Sebi data shows that 51% of the total derivatives turnover of NSE was by way of proprietary trading in 2015. On BSE, such trading accounted for 92% of the total F&O turnover between January and April. Between May and July, its share rose marginally to 94% on BSE.

Patrick Young, executive director at DV Advisors, a Europe-based capital market advisory firm, says it is not uncommon to find derivatives proving hugely popular compared to the cash markets, as even simple F&Os enable all sorts of risk transfer and speculation, which in turn brings in the potential to gain from arbitrage between the cash markets and the derivative markets.

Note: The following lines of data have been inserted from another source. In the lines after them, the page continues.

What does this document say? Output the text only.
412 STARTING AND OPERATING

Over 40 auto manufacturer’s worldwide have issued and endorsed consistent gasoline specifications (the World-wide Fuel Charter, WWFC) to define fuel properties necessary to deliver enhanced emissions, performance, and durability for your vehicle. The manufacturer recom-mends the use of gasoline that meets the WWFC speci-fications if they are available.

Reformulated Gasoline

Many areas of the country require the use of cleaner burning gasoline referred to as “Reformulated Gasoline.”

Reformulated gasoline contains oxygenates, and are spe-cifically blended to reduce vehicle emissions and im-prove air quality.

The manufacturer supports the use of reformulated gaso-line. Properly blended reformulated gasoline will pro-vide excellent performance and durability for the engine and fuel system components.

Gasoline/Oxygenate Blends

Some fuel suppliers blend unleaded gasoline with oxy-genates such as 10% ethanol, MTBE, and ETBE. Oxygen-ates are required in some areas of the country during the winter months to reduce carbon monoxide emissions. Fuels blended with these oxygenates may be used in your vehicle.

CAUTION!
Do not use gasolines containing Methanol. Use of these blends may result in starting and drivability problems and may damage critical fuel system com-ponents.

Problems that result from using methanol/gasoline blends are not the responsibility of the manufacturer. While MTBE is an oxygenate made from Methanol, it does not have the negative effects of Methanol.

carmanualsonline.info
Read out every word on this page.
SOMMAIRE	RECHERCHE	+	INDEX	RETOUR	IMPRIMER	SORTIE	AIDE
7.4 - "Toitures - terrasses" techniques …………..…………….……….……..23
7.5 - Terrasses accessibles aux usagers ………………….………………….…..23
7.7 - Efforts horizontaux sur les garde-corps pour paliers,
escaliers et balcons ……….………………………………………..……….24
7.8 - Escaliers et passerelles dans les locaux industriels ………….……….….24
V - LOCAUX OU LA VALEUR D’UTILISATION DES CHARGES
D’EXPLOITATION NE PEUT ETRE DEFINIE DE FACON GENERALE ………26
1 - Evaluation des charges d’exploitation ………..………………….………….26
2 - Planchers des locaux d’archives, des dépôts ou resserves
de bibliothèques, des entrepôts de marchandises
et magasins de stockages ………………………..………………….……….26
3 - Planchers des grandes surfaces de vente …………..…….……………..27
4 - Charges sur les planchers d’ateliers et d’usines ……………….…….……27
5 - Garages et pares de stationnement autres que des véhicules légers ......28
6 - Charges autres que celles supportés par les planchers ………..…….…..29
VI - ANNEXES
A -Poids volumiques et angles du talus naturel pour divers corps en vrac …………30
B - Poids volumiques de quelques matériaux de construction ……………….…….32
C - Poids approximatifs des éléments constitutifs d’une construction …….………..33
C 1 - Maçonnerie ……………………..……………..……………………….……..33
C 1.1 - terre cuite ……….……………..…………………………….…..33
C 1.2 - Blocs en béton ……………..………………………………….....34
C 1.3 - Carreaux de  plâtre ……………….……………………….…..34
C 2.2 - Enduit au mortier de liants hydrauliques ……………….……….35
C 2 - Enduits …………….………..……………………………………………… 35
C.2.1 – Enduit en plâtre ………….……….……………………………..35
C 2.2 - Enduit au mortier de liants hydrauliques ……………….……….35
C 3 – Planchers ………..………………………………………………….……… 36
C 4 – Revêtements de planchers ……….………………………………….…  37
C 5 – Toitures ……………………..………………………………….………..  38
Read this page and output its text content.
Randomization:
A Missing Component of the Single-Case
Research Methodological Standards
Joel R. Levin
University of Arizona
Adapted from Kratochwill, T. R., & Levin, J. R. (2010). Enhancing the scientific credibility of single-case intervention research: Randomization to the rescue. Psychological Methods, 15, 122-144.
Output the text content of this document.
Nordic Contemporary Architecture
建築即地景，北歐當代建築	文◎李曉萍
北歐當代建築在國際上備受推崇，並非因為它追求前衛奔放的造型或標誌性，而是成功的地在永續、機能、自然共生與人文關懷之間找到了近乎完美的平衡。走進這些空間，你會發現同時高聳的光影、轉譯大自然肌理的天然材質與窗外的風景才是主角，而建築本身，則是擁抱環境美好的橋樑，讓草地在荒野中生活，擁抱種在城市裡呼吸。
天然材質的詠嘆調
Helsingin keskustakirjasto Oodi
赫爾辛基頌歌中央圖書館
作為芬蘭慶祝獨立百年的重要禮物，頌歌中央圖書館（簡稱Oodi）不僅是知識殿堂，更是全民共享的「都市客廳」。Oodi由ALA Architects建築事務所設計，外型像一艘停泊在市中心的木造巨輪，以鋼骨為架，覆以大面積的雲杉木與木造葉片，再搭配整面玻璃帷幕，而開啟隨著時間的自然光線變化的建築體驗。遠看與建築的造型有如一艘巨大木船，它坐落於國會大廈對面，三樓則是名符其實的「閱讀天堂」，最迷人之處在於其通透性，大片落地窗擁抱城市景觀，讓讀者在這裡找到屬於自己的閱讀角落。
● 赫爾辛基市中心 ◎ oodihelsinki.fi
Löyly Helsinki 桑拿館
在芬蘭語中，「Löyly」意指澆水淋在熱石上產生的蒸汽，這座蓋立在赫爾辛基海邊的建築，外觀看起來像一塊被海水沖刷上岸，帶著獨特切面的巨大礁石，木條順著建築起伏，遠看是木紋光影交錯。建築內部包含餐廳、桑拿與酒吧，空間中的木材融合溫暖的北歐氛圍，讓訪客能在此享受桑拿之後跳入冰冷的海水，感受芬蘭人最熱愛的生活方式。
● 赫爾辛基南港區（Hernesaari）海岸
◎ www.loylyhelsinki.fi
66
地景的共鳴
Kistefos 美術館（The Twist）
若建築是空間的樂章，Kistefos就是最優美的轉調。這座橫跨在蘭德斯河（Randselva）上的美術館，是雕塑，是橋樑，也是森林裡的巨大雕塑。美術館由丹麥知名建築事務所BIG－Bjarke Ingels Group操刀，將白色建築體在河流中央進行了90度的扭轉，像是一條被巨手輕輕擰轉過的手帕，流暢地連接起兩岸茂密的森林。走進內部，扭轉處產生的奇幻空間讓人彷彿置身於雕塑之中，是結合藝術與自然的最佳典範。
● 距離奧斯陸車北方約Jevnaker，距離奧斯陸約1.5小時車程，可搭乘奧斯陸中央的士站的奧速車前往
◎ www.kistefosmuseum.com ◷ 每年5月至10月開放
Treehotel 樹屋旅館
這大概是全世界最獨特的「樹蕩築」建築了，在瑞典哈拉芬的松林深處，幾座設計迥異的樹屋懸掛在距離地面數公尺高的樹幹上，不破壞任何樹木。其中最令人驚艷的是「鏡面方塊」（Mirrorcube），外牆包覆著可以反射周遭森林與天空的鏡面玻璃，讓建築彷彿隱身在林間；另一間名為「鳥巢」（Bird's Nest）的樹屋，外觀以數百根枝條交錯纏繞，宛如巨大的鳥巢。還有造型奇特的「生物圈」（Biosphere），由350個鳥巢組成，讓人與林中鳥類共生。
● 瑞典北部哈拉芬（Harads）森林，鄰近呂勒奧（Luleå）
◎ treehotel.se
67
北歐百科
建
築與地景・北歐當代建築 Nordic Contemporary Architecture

In October last year, when the Sensex gained nearly 5%, F&O turnover was pegged at nearly 19.51 times that of cash segment. Thereafter, in December the correlation was nearly 18 times when the Sensex lost 4.16%.

“Derivatives merely exemplify the interest in Indian markets and their future, Moreover, there is evidence that growth in derivatives also makes cash markets deeper and more liquid, as it enables risk transfer," says Young.

Interestingly, brokerages are now eyeing this opportunity and launching innovative schemes to capitalize on the trading behaviour.

Earlier this week, ICICI Securities Ltd launched a scheme called “bullet trade" wherein customers need not pay any brokerage for derivative trades squared off in five minutes. According to a statement by the domestic brokerage, empirical research on the emerging trading behaviour showed that customers are now quickly entering and exiting trades.